Despite primary and secondary schools having made great strides in an effort to bolster STEM education, it all leads to a future-driven and deeply stimulating learning environment in the form of post-secondary education. By analyzing the intricacies and changes made within these institutions, we can clearly see a stronger incorporation of STEM education than ever before.
In North America, many programs are offered every year that specialize in STEM skills. Geared towards individuals seeking careers in modernized fields, they encourage the development of high-level skills related to development, delivery, and assessment of science, technology, engineering, and mathematics instruction through carefully developed curriculum. Many are aimed at preparing graduate students for academic careers through hands-on experience and teaching portfolio development, which is designed to enhance awareness and availability of STEM instruction in modern society. It is the hope of many that this strengthening of education will entice students to pursue a STEM career through more readily available and knowledgeable forms of post-secondary training. Programs such as physics, chemistry, psychology, computer science, civil engineering, astronomy, software engineering, and robotics are just a few examples of STEM fields of study.
Gender Imbalances Remain
In a 2011 Statistics Canada survey, 15% of Ottawa residents possessed a certificate, degree, or diploma in a STEM-related field of study, tying with Calgary as the highest percentage out of Canada’s six largest cities. Of those, two-thirds are university degrees. However, only 27% of those who had completed these post-secondary programs were women, which is similar to the data collected across much of North America. The general consensus is that while there is gender parity in science-related fields, the remaining three (engineering, mathematics, and computer science) still remain heavily male-dominated. Therefore, despite STEM becoming increasingly popular as a sought-after collective skillset, more work needs to be done to reach gender parity across all fields. With continued investment, education, and economic shifts, it is possible that more females will be drawn to STEM studies and help balance the numbers more evenly. Employers also need to be willing to look past a highly skilled employee’s gender and simply inspect their qualifications.

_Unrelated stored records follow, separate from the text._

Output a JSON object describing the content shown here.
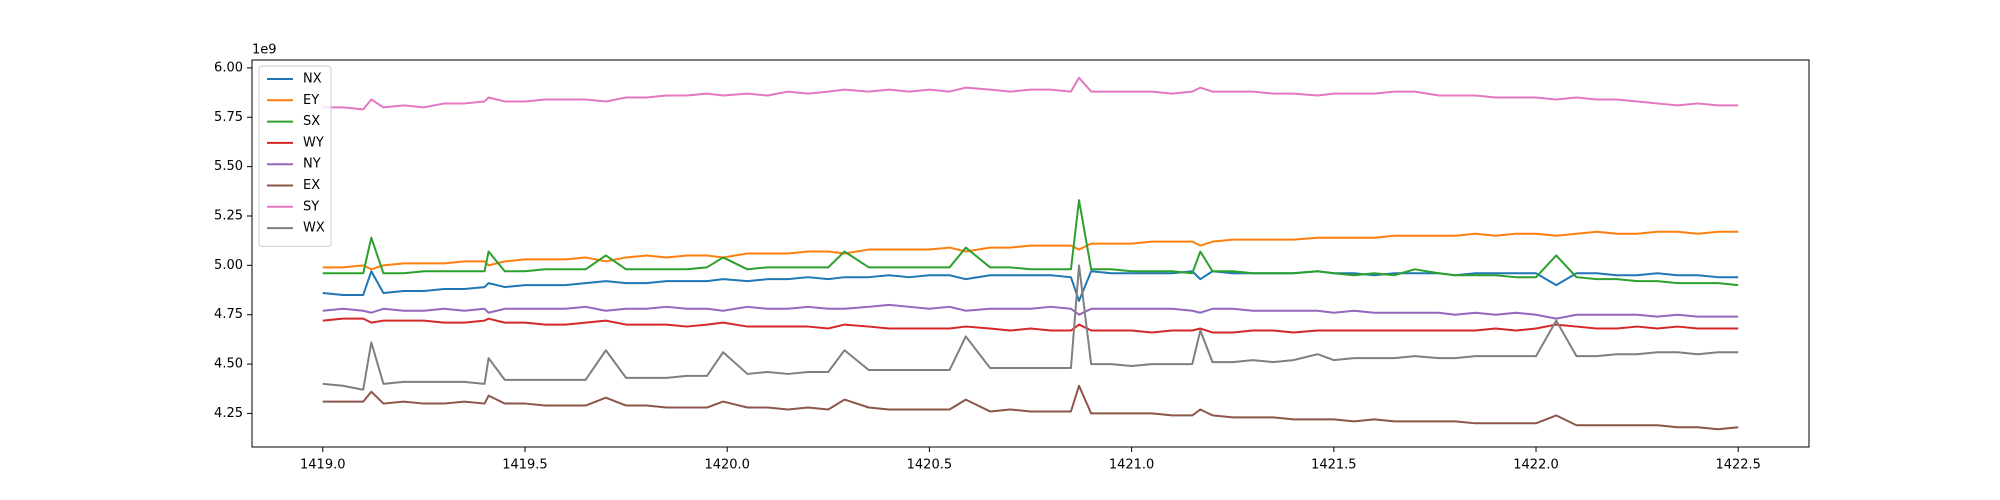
{
  "chart_data": {
    "type": "line",
    "y_offset_label": "1e9",
    "xlim": [
      1418.825,
      1422.675
    ],
    "ylim": [
      4.08,
      6.04
    ],
    "xticks": [
      {
        "value": 1419.0,
        "label": "1419.0"
      },
      {
        "value": 1419.5,
        "label": "1419.5"
      },
      {
        "value": 1420.0,
        "label": "1420.0"
      },
      {
        "value": 1420.5,
        "label": "1420.5"
      },
      {
        "value": 1421.0,
        "label": "1421.0"
      },
      {
        "value": 1421.5,
        "label": "1421.5"
      },
      {
        "value": 1422.0,
        "label": "1422.0"
      },
      {
        "value": 1422.5,
        "label": "1422.5"
      }
    ],
    "yticks": [
      {
        "value": 4.25,
        "label": "4.25"
      },
      {
        "value": 4.5,
        "label": "4.50"
      },
      {
        "value": 4.75,
        "label": "4.75"
      },
      {
        "value": 5.0,
        "label": "5.00"
      },
      {
        "value": 5.25,
        "label": "5.25"
      },
      {
        "value": 5.5,
        "label": "5.50"
      },
      {
        "value": 5.75,
        "label": "5.75"
      },
      {
        "value": 6.0,
        "label": "6.00"
      }
    ],
    "legend": "upper left",
    "x": [
      1419.0,
      1419.05,
      1419.1,
      1419.12,
      1419.15,
      1419.2,
      1419.25,
      1419.3,
      1419.35,
      1419.4,
      1419.41,
      1419.45,
      1419.5,
      1419.55,
      1419.6,
      1419.65,
      1419.7,
      1419.75,
      1419.8,
      1419.85,
      1419.9,
      1419.95,
      1419.99,
      1420.05,
      1420.1,
      1420.15,
      1420.2,
      1420.25,
      1420.29,
      1420.35,
      1420.4,
      1420.45,
      1420.5,
      1420.55,
      1420.59,
      1420.65,
      1420.7,
      1420.75,
      1420.8,
      1420.85,
      1420.87,
      1420.9,
      1420.95,
      1421.0,
      1421.05,
      1421.1,
      1421.15,
      1421.17,
      1421.2,
      1421.25,
      1421.3,
      1421.35,
      1421.4,
      1421.46,
      1421.5,
      1421.55,
      1421.6,
      1421.65,
      1421.7,
      1421.76,
      1421.8,
      1421.85,
      1421.9,
      1421.95,
      1422.0,
      1422.05,
      1422.1,
      1422.15,
      1422.2,
      1422.25,
      1422.3,
      1422.35,
      1422.4,
      1422.45,
      1422.5
    ],
    "series": [
      {
        "name": "NX",
        "color": "#1f77b4",
        "values": [
          4.86,
          4.85,
          4.85,
          4.97,
          4.86,
          4.87,
          4.87,
          4.88,
          4.88,
          4.89,
          4.91,
          4.89,
          4.9,
          4.9,
          4.9,
          4.91,
          4.92,
          4.91,
          4.91,
          4.92,
          4.92,
          4.92,
          4.93,
          4.92,
          4.93,
          4.93,
          4.94,
          4.93,
          4.94,
          4.94,
          4.95,
          4.94,
          4.95,
          4.95,
          4.93,
          4.95,
          4.95,
          4.95,
          4.95,
          4.94,
          4.82,
          4.97,
          4.96,
          4.96,
          4.96,
          4.96,
          4.97,
          4.93,
          4.97,
          4.96,
          4.96,
          4.96,
          4.96,
          4.97,
          4.96,
          4.96,
          4.95,
          4.96,
          4.96,
          4.96,
          4.95,
          4.96,
          4.96,
          4.96,
          4.96,
          4.9,
          4.96,
          4.96,
          4.95,
          4.95,
          4.96,
          4.95,
          4.95,
          4.94,
          4.94
        ]
      },
      {
        "name": "EY",
        "color": "#ff7f0e",
        "values": [
          4.99,
          4.99,
          5.0,
          4.98,
          5.0,
          5.01,
          5.01,
          5.01,
          5.02,
          5.02,
          5.0,
          5.02,
          5.03,
          5.03,
          5.03,
          5.04,
          5.02,
          5.04,
          5.05,
          5.04,
          5.05,
          5.05,
          5.04,
          5.06,
          5.06,
          5.06,
          5.07,
          5.07,
          5.06,
          5.08,
          5.08,
          5.08,
          5.08,
          5.09,
          5.07,
          5.09,
          5.09,
          5.1,
          5.1,
          5.1,
          5.08,
          5.11,
          5.11,
          5.11,
          5.12,
          5.12,
          5.12,
          5.1,
          5.12,
          5.13,
          5.13,
          5.13,
          5.13,
          5.14,
          5.14,
          5.14,
          5.14,
          5.15,
          5.15,
          5.15,
          5.15,
          5.16,
          5.15,
          5.16,
          5.16,
          5.15,
          5.16,
          5.17,
          5.16,
          5.16,
          5.17,
          5.17,
          5.16,
          5.17,
          5.17
        ]
      },
      {
        "name": "SX",
        "color": "#2ca02c",
        "values": [
          4.96,
          4.96,
          4.96,
          5.14,
          4.96,
          4.96,
          4.97,
          4.97,
          4.97,
          4.97,
          5.07,
          4.97,
          4.97,
          4.98,
          4.98,
          4.98,
          5.05,
          4.98,
          4.98,
          4.98,
          4.98,
          4.99,
          5.04,
          4.98,
          4.99,
          4.99,
          4.99,
          4.99,
          5.07,
          4.99,
          4.99,
          4.99,
          4.99,
          4.99,
          5.09,
          4.99,
          4.99,
          4.98,
          4.98,
          4.98,
          5.33,
          4.98,
          4.98,
          4.97,
          4.97,
          4.97,
          4.96,
          5.07,
          4.97,
          4.97,
          4.96,
          4.96,
          4.96,
          4.97,
          4.96,
          4.95,
          4.96,
          4.95,
          4.98,
          4.96,
          4.95,
          4.95,
          4.95,
          4.94,
          4.94,
          5.05,
          4.94,
          4.93,
          4.93,
          4.92,
          4.92,
          4.91,
          4.91,
          4.91,
          4.9
        ]
      },
      {
        "name": "WY",
        "color": "#d62728",
        "values": [
          4.72,
          4.73,
          4.73,
          4.71,
          4.72,
          4.72,
          4.72,
          4.71,
          4.71,
          4.72,
          4.73,
          4.71,
          4.71,
          4.7,
          4.7,
          4.71,
          4.72,
          4.7,
          4.7,
          4.7,
          4.69,
          4.7,
          4.71,
          4.69,
          4.69,
          4.69,
          4.69,
          4.68,
          4.7,
          4.69,
          4.68,
          4.68,
          4.68,
          4.68,
          4.69,
          4.68,
          4.67,
          4.68,
          4.67,
          4.67,
          4.7,
          4.67,
          4.67,
          4.67,
          4.66,
          4.67,
          4.67,
          4.68,
          4.66,
          4.66,
          4.67,
          4.67,
          4.66,
          4.67,
          4.67,
          4.67,
          4.67,
          4.67,
          4.67,
          4.67,
          4.67,
          4.67,
          4.68,
          4.67,
          4.68,
          4.7,
          4.69,
          4.68,
          4.68,
          4.69,
          4.68,
          4.69,
          4.68,
          4.68,
          4.68
        ]
      },
      {
        "name": "NY",
        "color": "#9467bd",
        "values": [
          4.77,
          4.78,
          4.77,
          4.76,
          4.78,
          4.77,
          4.77,
          4.78,
          4.77,
          4.78,
          4.76,
          4.78,
          4.78,
          4.78,
          4.78,
          4.79,
          4.77,
          4.78,
          4.78,
          4.79,
          4.78,
          4.78,
          4.77,
          4.79,
          4.78,
          4.78,
          4.79,
          4.78,
          4.78,
          4.79,
          4.8,
          4.79,
          4.78,
          4.79,
          4.77,
          4.78,
          4.78,
          4.78,
          4.79,
          4.78,
          4.75,
          4.78,
          4.78,
          4.78,
          4.78,
          4.78,
          4.77,
          4.76,
          4.78,
          4.78,
          4.77,
          4.77,
          4.77,
          4.77,
          4.76,
          4.77,
          4.76,
          4.76,
          4.76,
          4.76,
          4.75,
          4.76,
          4.75,
          4.76,
          4.75,
          4.73,
          4.75,
          4.75,
          4.75,
          4.75,
          4.74,
          4.75,
          4.74,
          4.74,
          4.74
        ]
      },
      {
        "name": "EX",
        "color": "#8c564b",
        "values": [
          4.31,
          4.31,
          4.31,
          4.36,
          4.3,
          4.31,
          4.3,
          4.3,
          4.31,
          4.3,
          4.34,
          4.3,
          4.3,
          4.29,
          4.29,
          4.29,
          4.33,
          4.29,
          4.29,
          4.28,
          4.28,
          4.28,
          4.31,
          4.28,
          4.28,
          4.27,
          4.28,
          4.27,
          4.32,
          4.28,
          4.27,
          4.27,
          4.27,
          4.27,
          4.32,
          4.26,
          4.27,
          4.26,
          4.26,
          4.26,
          4.39,
          4.25,
          4.25,
          4.25,
          4.25,
          4.24,
          4.24,
          4.27,
          4.24,
          4.23,
          4.23,
          4.23,
          4.22,
          4.22,
          4.22,
          4.21,
          4.22,
          4.21,
          4.21,
          4.21,
          4.21,
          4.2,
          4.2,
          4.2,
          4.2,
          4.24,
          4.19,
          4.19,
          4.19,
          4.19,
          4.19,
          4.18,
          4.18,
          4.17,
          4.18
        ]
      },
      {
        "name": "SY",
        "color": "#e377c2",
        "values": [
          5.8,
          5.8,
          5.79,
          5.84,
          5.8,
          5.81,
          5.8,
          5.82,
          5.82,
          5.83,
          5.85,
          5.83,
          5.83,
          5.84,
          5.84,
          5.84,
          5.83,
          5.85,
          5.85,
          5.86,
          5.86,
          5.87,
          5.86,
          5.87,
          5.86,
          5.88,
          5.87,
          5.88,
          5.89,
          5.88,
          5.89,
          5.88,
          5.89,
          5.88,
          5.9,
          5.89,
          5.88,
          5.89,
          5.89,
          5.88,
          5.95,
          5.88,
          5.88,
          5.88,
          5.88,
          5.87,
          5.88,
          5.9,
          5.88,
          5.88,
          5.88,
          5.87,
          5.87,
          5.86,
          5.87,
          5.87,
          5.87,
          5.88,
          5.88,
          5.86,
          5.86,
          5.86,
          5.85,
          5.85,
          5.85,
          5.84,
          5.85,
          5.84,
          5.84,
          5.83,
          5.82,
          5.81,
          5.82,
          5.81,
          5.81
        ]
      },
      {
        "name": "WX",
        "color": "#7f7f7f",
        "values": [
          4.4,
          4.39,
          4.37,
          4.61,
          4.4,
          4.41,
          4.41,
          4.41,
          4.41,
          4.4,
          4.53,
          4.42,
          4.42,
          4.42,
          4.42,
          4.42,
          4.57,
          4.43,
          4.43,
          4.43,
          4.44,
          4.44,
          4.56,
          4.45,
          4.46,
          4.45,
          4.46,
          4.46,
          4.57,
          4.47,
          4.47,
          4.47,
          4.47,
          4.47,
          4.64,
          4.48,
          4.48,
          4.48,
          4.48,
          4.48,
          5.0,
          4.5,
          4.5,
          4.49,
          4.5,
          4.5,
          4.5,
          4.67,
          4.51,
          4.51,
          4.52,
          4.51,
          4.52,
          4.55,
          4.52,
          4.53,
          4.53,
          4.53,
          4.54,
          4.53,
          4.53,
          4.54,
          4.54,
          4.54,
          4.54,
          4.72,
          4.54,
          4.54,
          4.55,
          4.55,
          4.56,
          4.56,
          4.55,
          4.56,
          4.56
        ]
      }
    ]
  }
}
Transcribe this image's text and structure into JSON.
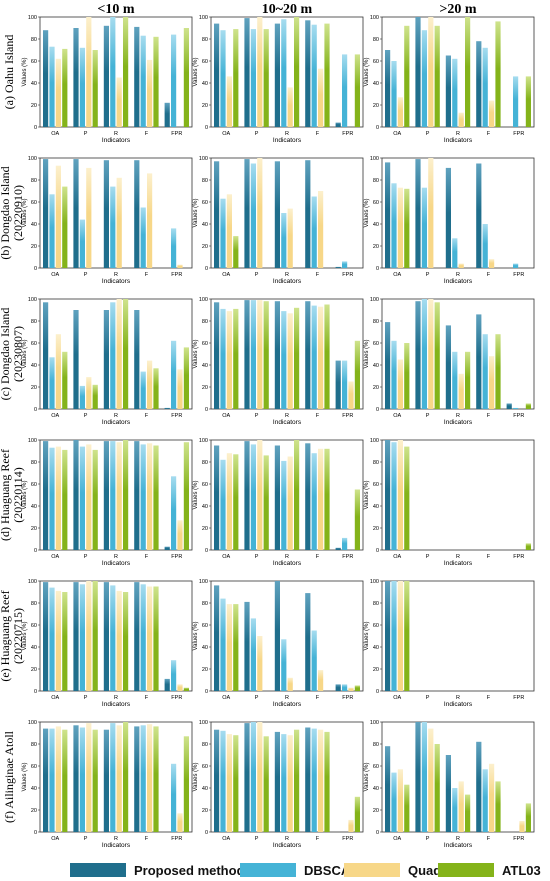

It is common knowledge that a post-secondary education can be incredibly expensive and out of reach for many with more constrained budgets, to say nothing of STEM-focused curriculum and training. However, great strides are being made to reduce the financial burden of such instruction, enabling for students to focus more on becoming successful in their chosen fields without encountering barriers due to financial reasons. For example, in Canada, Ontario-based graduates only are required to start paying off their OSAP student loans once they earn $35,000 a year or more. This was recently introduced in the 2017 Provincial Budget, and is an increase from the previous annual figure per graduate of $25,000. In addition, countless incentives such as grants, scholarships, and credit options with affordable interest rates are helping to reduce the effect of financial stability on STEM learning.
A post-secondary education in STEM is the last phase of a process specifically designed to bolster our collective intellectual strength through careful and future-proofed training. It is clear that there is work to do in order to improve the appeal of such an education, but statistics indicate that the changes being implemented are already making a considerable difference.